Looking at an example here:
https://www.machinelearningplus.com/python/parallel-processing-python/
There is a function definition which is to be parallelised:
# Step 1: Redefine, to accept `i`, the iteration number
def howmany_within_range2(i, row, minimum, maximum):
"""Returns how many numbers lie within `maximum` and `minimum` in a given `row`"""
count = 0
for n in row:
if minimum <= n <= maximum:
count = count + 1
return (i, count)
The starmap_async example is give as below:
results = pool.starmap_async(howmany_within_range2, [(i, row, 4, 8) for i, row in enumerate(data)]).get()

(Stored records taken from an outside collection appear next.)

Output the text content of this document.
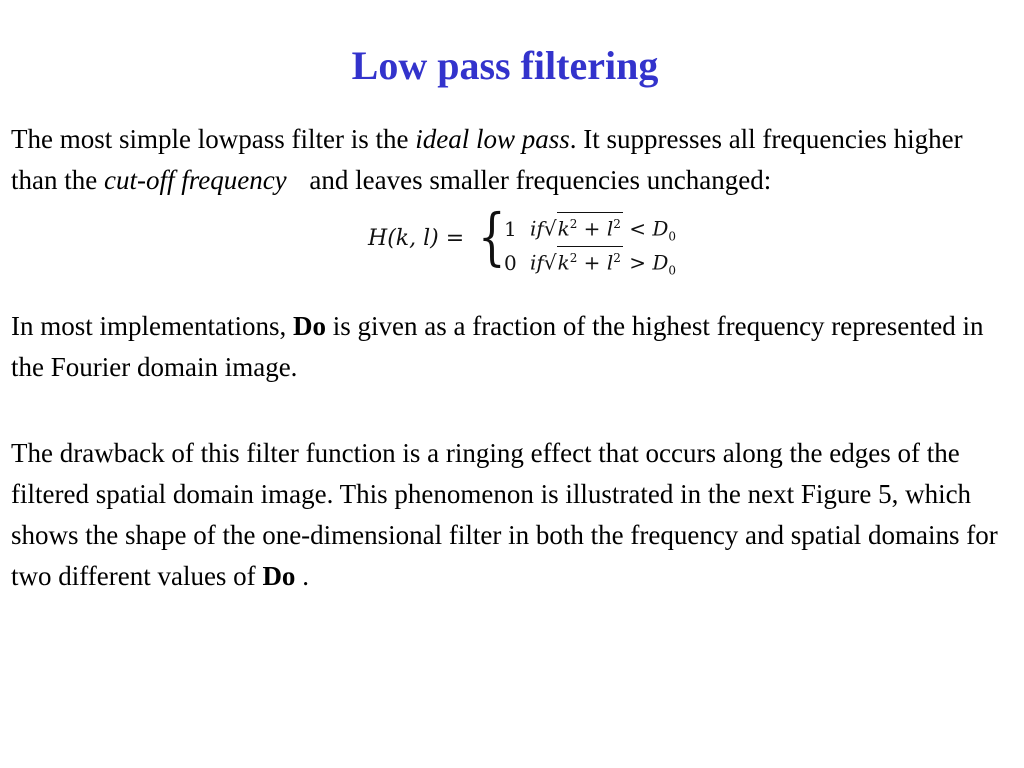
Low pass filtering

The most simple lowpass filter is the ideal low pass. It suppresses all frequencies higher than the cut-off frequency and leaves smaller frequencies unchanged:

H(k, l) = {
1 $if√k^2 + l^2 < D_0$
0 $if√k^2 + l^2 > D_0$

In most implementations, Do is given as a fraction of the highest frequency represented in the Fourier domain image.

The drawback of this filter function is a ringing effect that occurs along the edges of the filtered spatial domain image. This phenomenon is illustrated in the next Figure 5, which shows the shape of the one-dimensional filter in both the frequency and spatial domains for two different values of Do .
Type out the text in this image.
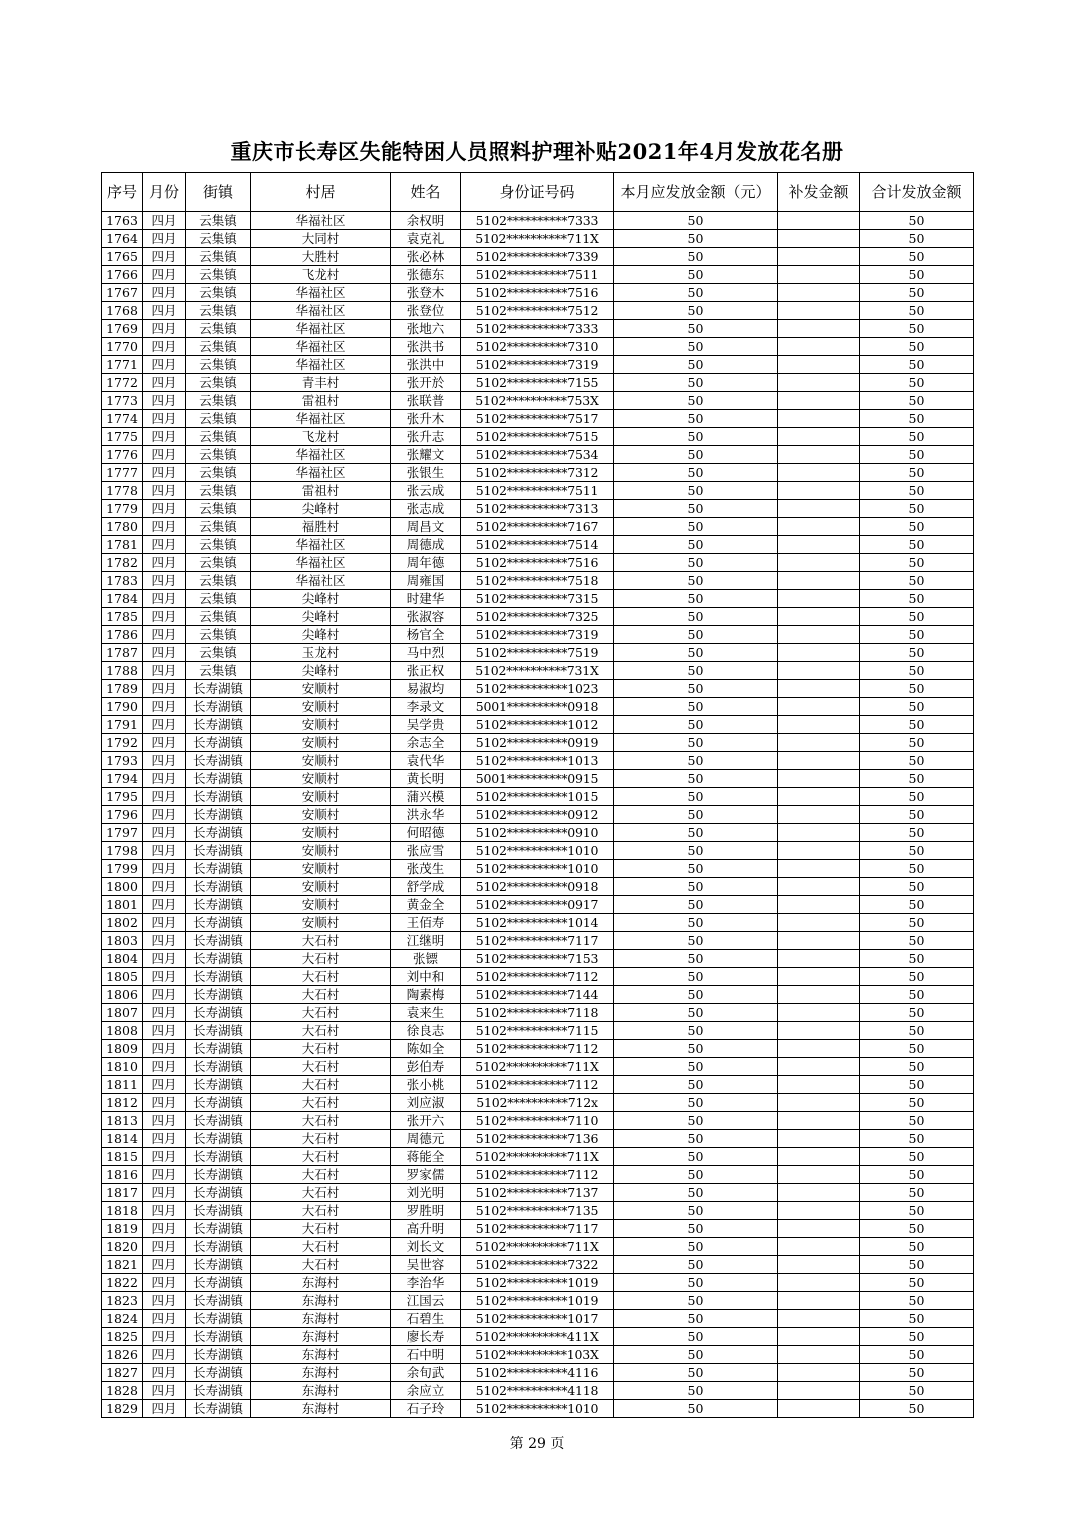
重庆市长寿区失能特困人员照料护理补贴2021年4月发放花名册
序号	月份	街镇	村居	姓名	身份证号码	本月应发放金额（元）	补发金额	合计发放金额
1763	四月	云集镇	华福社区	余权明	5102**********7333	50		50
1764	四月	云集镇	大同村	袁克礼	5102**********711X	50		50
1765	四月	云集镇	大胜村	张必林	5102**********7339	50		50
1766	四月	云集镇	飞龙村	张德东	5102**********7511	50		50
1767	四月	云集镇	华福社区	张登木	5102**********7516	50		50
1768	四月	云集镇	华福社区	张登位	5102**********7512	50		50
1769	四月	云集镇	华福社区	张地六	5102**********7333	50		50
1770	四月	云集镇	华福社区	张洪书	5102**********7310	50		50
1771	四月	云集镇	华福社区	张洪中	5102**********7319	50		50
1772	四月	云集镇	青丰村	张开於	5102**********7155	50		50
1773	四月	云集镇	雷祖村	张联普	5102**********753X	50		50
1774	四月	云集镇	华福社区	张升木	5102**********7517	50		50
1775	四月	云集镇	飞龙村	张升志	5102**********7515	50		50
1776	四月	云集镇	华福社区	张耀文	5102**********7534	50		50
1777	四月	云集镇	华福社区	张银生	5102**********7312	50		50
1778	四月	云集镇	雷祖村	张云成	5102**********7511	50		50
1779	四月	云集镇	尖峰村	张志成	5102**********7313	50		50
1780	四月	云集镇	福胜村	周昌文	5102**********7167	50		50
1781	四月	云集镇	华福社区	周德成	5102**********7514	50		50
1782	四月	云集镇	华福社区	周年德	5102**********7516	50		50
1783	四月	云集镇	华福社区	周雍国	5102**********7518	50		50
1784	四月	云集镇	尖峰村	时建华	5102**********7315	50		50
1785	四月	云集镇	尖峰村	张淑容	5102**********7325	50		50
1786	四月	云集镇	尖峰村	杨官全	5102**********7319	50		50
1787	四月	云集镇	玉龙村	马中烈	5102**********7519	50		50
1788	四月	云集镇	尖峰村	张正权	5102**********731X	50		50
1789	四月	长寿湖镇	安顺村	易淑均	5102**********1023	50		50
1790	四月	长寿湖镇	安顺村	李录文	5001**********0918	50		50
1791	四月	长寿湖镇	安顺村	吴学贵	5102**********1012	50		50
1792	四月	长寿湖镇	安顺村	余志全	5102**********0919	50		50
1793	四月	长寿湖镇	安顺村	袁代华	5102**********1013	50		50
1794	四月	长寿湖镇	安顺村	黄长明	5001**********0915	50		50
1795	四月	长寿湖镇	安顺村	蒲兴模	5102**********1015	50		50
1796	四月	长寿湖镇	安顺村	洪永华	5102**********0912	50		50
1797	四月	长寿湖镇	安顺村	何昭德	5102**********0910	50		50
1798	四月	长寿湖镇	安顺村	张应雪	5102**********1010	50		50
1799	四月	长寿湖镇	安顺村	张茂生	5102**********1010	50		50
1800	四月	长寿湖镇	安顺村	舒学成	5102**********0918	50		50
1801	四月	长寿湖镇	安顺村	黄金全	5102**********0917	50		50
1802	四月	长寿湖镇	安顺村	王佰寿	5102**********1014	50		50
1803	四月	长寿湖镇	大石村	江继明	5102**********7117	50		50
1804	四月	长寿湖镇	大石村	张镖	5102**********7153	50		50
1805	四月	长寿湖镇	大石村	刘中和	5102**********7112	50		50
1806	四月	长寿湖镇	大石村	陶素梅	5102**********7144	50		50
1807	四月	长寿湖镇	大石村	袁来生	5102**********7118	50		50
1808	四月	长寿湖镇	大石村	徐良志	5102**********7115	50		50
1809	四月	长寿湖镇	大石村	陈如全	5102**********7112	50		50
1810	四月	长寿湖镇	大石村	彭伯寿	5102**********711X	50		50
1811	四月	长寿湖镇	大石村	张小桃	5102**********7112	50		50
1812	四月	长寿湖镇	大石村	刘应淑	5102**********712x	50		50
1813	四月	长寿湖镇	大石村	张开六	5102**********7110	50		50
1814	四月	长寿湖镇	大石村	周德元	5102**********7136	50		50
1815	四月	长寿湖镇	大石村	蒋能全	5102**********711X	50		50
1816	四月	长寿湖镇	大石村	罗家儒	5102**********7112	50		50
1817	四月	长寿湖镇	大石村	刘光明	5102**********7137	50		50
1818	四月	长寿湖镇	大石村	罗胜明	5102**********7135	50		50
1819	四月	长寿湖镇	大石村	高升明	5102**********7117	50		50
1820	四月	长寿湖镇	大石村	刘长文	5102**********711X	50		50
1821	四月	长寿湖镇	大石村	吴世容	5102**********7322	50		50
1822	四月	长寿湖镇	东海村	李治华	5102**********1019	50		50
1823	四月	长寿湖镇	东海村	江国云	5102**********1019	50		50
1824	四月	长寿湖镇	东海村	石碧生	5102**********1017	50		50
1825	四月	长寿湖镇	东海村	廖长寿	5102**********411X	50		50
1826	四月	长寿湖镇	东海村	石中明	5102**********103X	50		50
1827	四月	长寿湖镇	东海村	余旬武	5102**********4116	50		50
1828	四月	长寿湖镇	东海村	余应立	5102**********4118	50		50
1829	四月	长寿湖镇	东海村	石子玲	5102**********1010	50		50
第 29 页
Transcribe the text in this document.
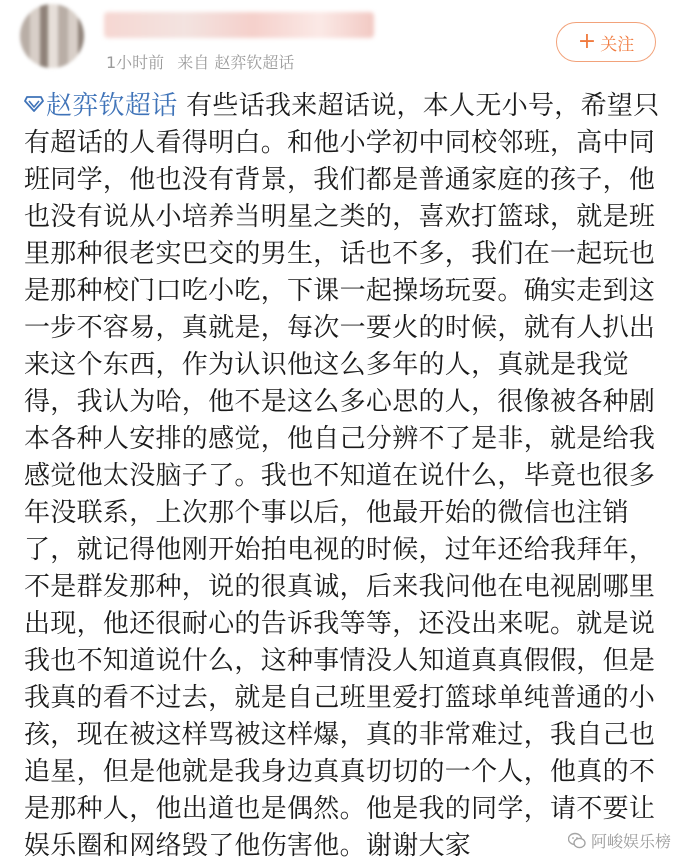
1小时前 来自 赵弈钦超话
+ 关注
赵弈钦超话 有些话我来超话说，本人无小号，希望只
有超话的人看得明白。和他小学初中同校邻班，高中同
班同学，他也没有背景，我们都是普通家庭的孩子，他
也没有说从小培养当明星之类的，喜欢打篮球，就是班
里那种很老实巴交的男生，话也不多，我们在一起玩也
是那种校门口吃小吃，下课一起操场玩耍。确实走到这
一步不容易，真就是，每次一要火的时候，就有人扒出
来这个东西，作为认识他这么多年的人，真就是我觉
得，我认为哈，他不是这么多心思的人，很像被各种剧
本各种人安排的感觉，他自己分辨不了是非，就是给我
感觉他太没脑子了。我也不知道在说什么，毕竟也很多
年没联系，上次那个事以后，他最开始的微信也注销
了，就记得他刚开始拍电视的时候，过年还给我拜年，
不是群发那种，说的很真诚，后来我问他在电视剧哪里
出现，他还很耐心的告诉我等等，还没出来呢。就是说
我也不知道说什么，这种事情没人知道真真假假，但是
我真的看不过去，就是自己班里爱打篮球单纯普通的小
孩，现在被这样骂被这样爆，真的非常难过，我自己也
追星，但是他就是我身边真真切切的一个人，他真的不
是那种人，他出道也是偶然。他是我的同学，请不要让
娱乐圈和网络毁了他伤害他。谢谢大家	阿峻娱乐榜
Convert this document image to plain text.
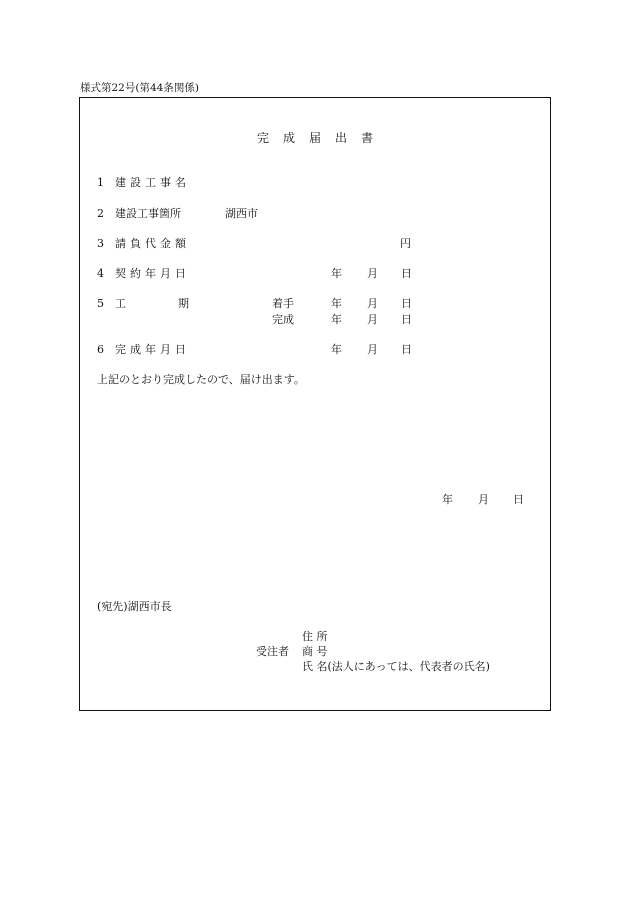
様式第22号(第44条関係)
完成届出書
1 建設工事名
2 建設工事箇所	湖西市
3 請負代金額	円
4 契約年月日	年 月 日
5 工	期	着手	年 月 日
完成	年 月 日
6 完成年月日	年 月 日
上記のとおり完成したので、届け出ます。
年 月 日
(宛先)湖西市長
住 所
受注者 商 号
氏 名(法人にあっては、代表者の氏名)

I am a bit confused by this syntax here, particularly the "i" parameter and how this enumerate syntax works.
Also the apply_asyncy() example uses a pool.join() statement, but the map_async() statement doesn't use one?
Breaking this down a little,
data = [
[1, 2, 3],
[4, 5, 6],
[7, 8, 9],
]
arguments = [(i, row, 4, 8) for i, row in enumerate(data)]
print(arguments)
outputs (formatted)
[
(0, [1, 2, 3], 4, 8),
(1, [4, 5, 6], 4, 8),
(2, [7, 8, 9], 4, 8),
]
which are the tuples howmany_within_range2
will be executed with, i.e.
howmany_within_range2(0, [1, 2, 3], 4, 8)
howmany_within_range2(1, [4, 5, 6], 4, 8)
howmany_within_range2(2, [7, 8, 9], 4, 8)
but in parallel.
enumerate
is used here to easily access the row index of the row in the data
list; otherwise you'd just get a bunch of results without an easy way to associate them with the original data rows.